His greatest work, The Dream of Gerontius, followed in 1900. A year later the first of the six Pomp and Circumstance Marches – Number One – was performed and is the tune to which Land of Hope and Glory is sung at the Last Night of the Proms. It is often played at universities in the United States at graduation ceremonies.

In 1904 Elgar was knighted and by 1911 he accepted the London Symphony Orchestra’s invitation to become principal conductor. A few days before the coronation of George V, in the same year, Elgar was appointed the Order of Merit. He was the first musician to be given the highest cultural honour this country can bestow on an individual.

On New Year’s Day 1912 Edward and Lady Elgar moved to 42 Netherhall Gardens, Hampstead. A Heath and Hampstead Society plaque marks the address. The residence, since demolished and rebuilt, was originally designed by the architect Norman Shaw. Elgar renamed it Severn House, after the river close to his birthplace.

Hampstead excited the couple.

Lady Elgar wrote: “I feel he must have it [the house], and a proper room to dream dreams of loveliness in.”

The house at 42 Netherhall was the first property the couple bought together and painting and other improvements were made by the pair. Elgar was very much the DIY-type and on one occasion, unable to find a music stand, he “knocked up a very credible one”.

Three days after moving in, Elgar wrote to a friend: “The house is divine, so quiet, quiet, quieter than Hereford even, where we heard trains. The heating apparatus we can’t manage yet and get too hot. Now do come up tomorrow afternoon and see the chaos and have wild tea – do. If you came early we cd. Walk you on the heath [sic].”

On the first floor there was an enormous panelled studio, measuring 36 by 24 ft with 15 ft high ceilings, a massive semi-circular fireplace with Sienna-marble columns and became the music room, where private concerts were held. Guests to the house included George Bernard Shaw and Arthur Bliss. Outside there was a stabling, a coach house, a tiled and heated conservatory and a small terraced garden with an ornamental bird pond, complete with fountain. The couple bought a pet dog which went missing two hours after arriving in its new environs.

Long walks across the Heath, to Highgate Cemetery, provided the perfect setting for Elgar’s interest in nature. He collected material, from Highgate Ponds, to inspect under his microscopes. One story, in Lady Elgar’s diary, refers to her husband returning home with a toad.

“E. bought it off some boys for 2d,” she said. “He did not think it was happy with them – He put it in the garden and calls it Algernon... He puts his head out of the window and says ‘do you think it will come out if I make a noise like a worm?’”

Elgar embraced technology. He was a pioneer when it came to the gramophone. In 1914 Carissima, a small orchestral piece, was written specifically for recording. HMV were so pleased with the outcome that they sent a brand new device to Severn House.

After the outbreak of the First World War, Elgar volunteered at Hampstead Police Station and was sworn in as a Special Constable.
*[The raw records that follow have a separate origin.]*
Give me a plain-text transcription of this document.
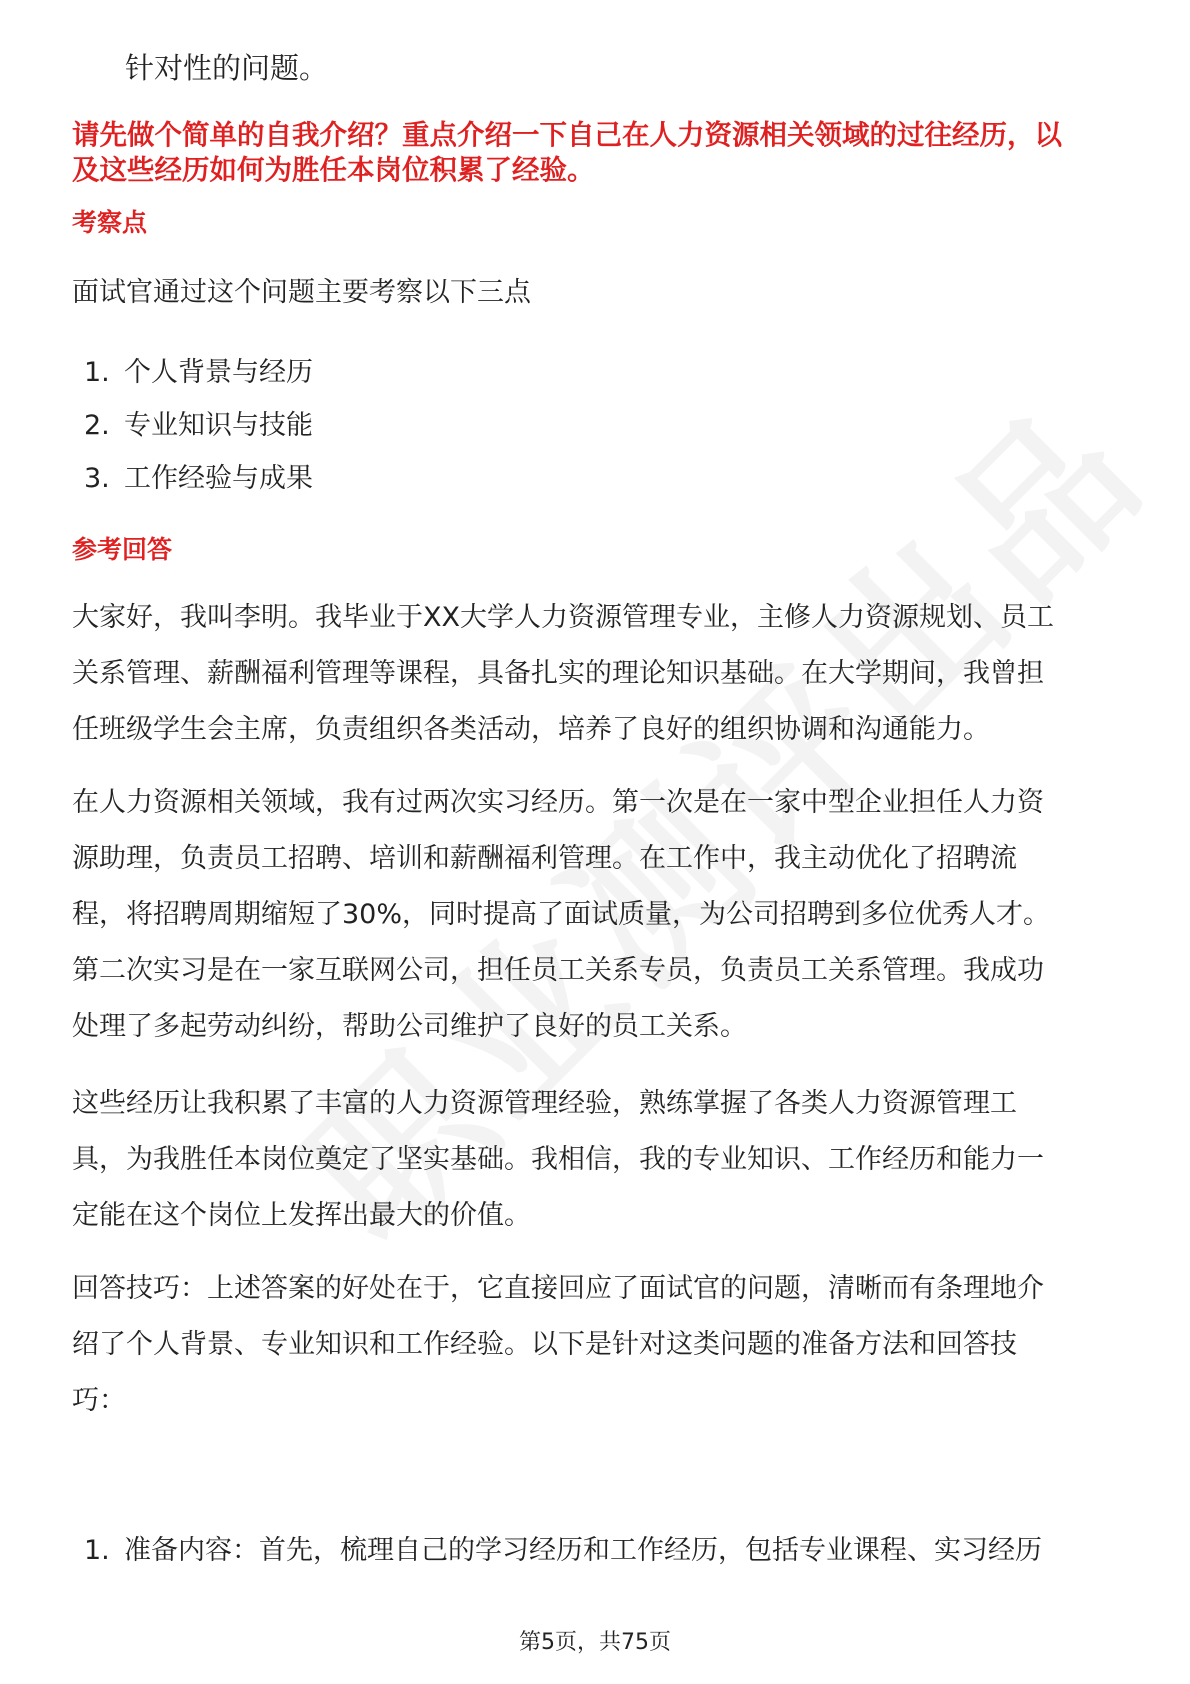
针对性的问题。
请先做个简单的自我介绍？重点介绍一下自己在人力资源相关领域的过往经历，以
及这些经历如何为胜任本岗位积累了经验。
考察点
面试官通过这个问题主要考察以下三点
1. 个人背景与经历
2. 专业知识与技能
3. 工作经验与成果
参考回答
大家好，我叫李明。我毕业于XX大学人力资源管理专业，主修人力资源规划、员工
关系管理、薪酬福利管理等课程，具备扎实的理论知识基础。在大学期间，我曾担
任班级学生会主席，负责组织各类活动，培养了良好的组织协调和沟通能力。
在人力资源相关领域，我有过两次实习经历。第一次是在一家中型企业担任人力资
源助理，负责员工招聘、培训和薪酬福利管理。在工作中，我主动优化了招聘流
程，将招聘周期缩短了30%，同时提高了面试质量，为公司招聘到多位优秀人才。
第二次实习是在一家互联网公司，担任员工关系专员，负责员工关系管理。我成功
处理了多起劳动纠纷，帮助公司维护了良好的员工关系。
这些经历让我积累了丰富的人力资源管理经验，熟练掌握了各类人力资源管理工
具，为我胜任本岗位奠定了坚实基础。我相信，我的专业知识、工作经历和能力一
定能在这个岗位上发挥出最大的价值。
回答技巧：上述答案的好处在于，它直接回应了面试官的问题，清晰而有条理地介
绍了个人背景、专业知识和工作经验。以下是针对这类问题的准备方法和回答技
巧：
1. 准备内容：首先，梳理自己的学习经历和工作经历，包括专业课程、实习经历
第5页，共75页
The officer on duty was duly surprised when he saw OM after Elgar’s name and commented, “There are not many of them going about”. He resigned the following year and subsequently joined the Hampstead Volunteer Reserve. During the ‘blackouts’ Elgar would enjoy the “still quiet streets without the trying brilliant lights... I love them so much, so much as they are”.

Lady Elgar died from cancer in 1920. With her death Elgar’s creative life virtually ended. “I have gone out,” he said. He stayed on at Severn House until 1921.

In 1931 Elgar was asked to open the new EMI studios, in Abbey Road, St John’s Wood. George Bernard Shaw was in attendance.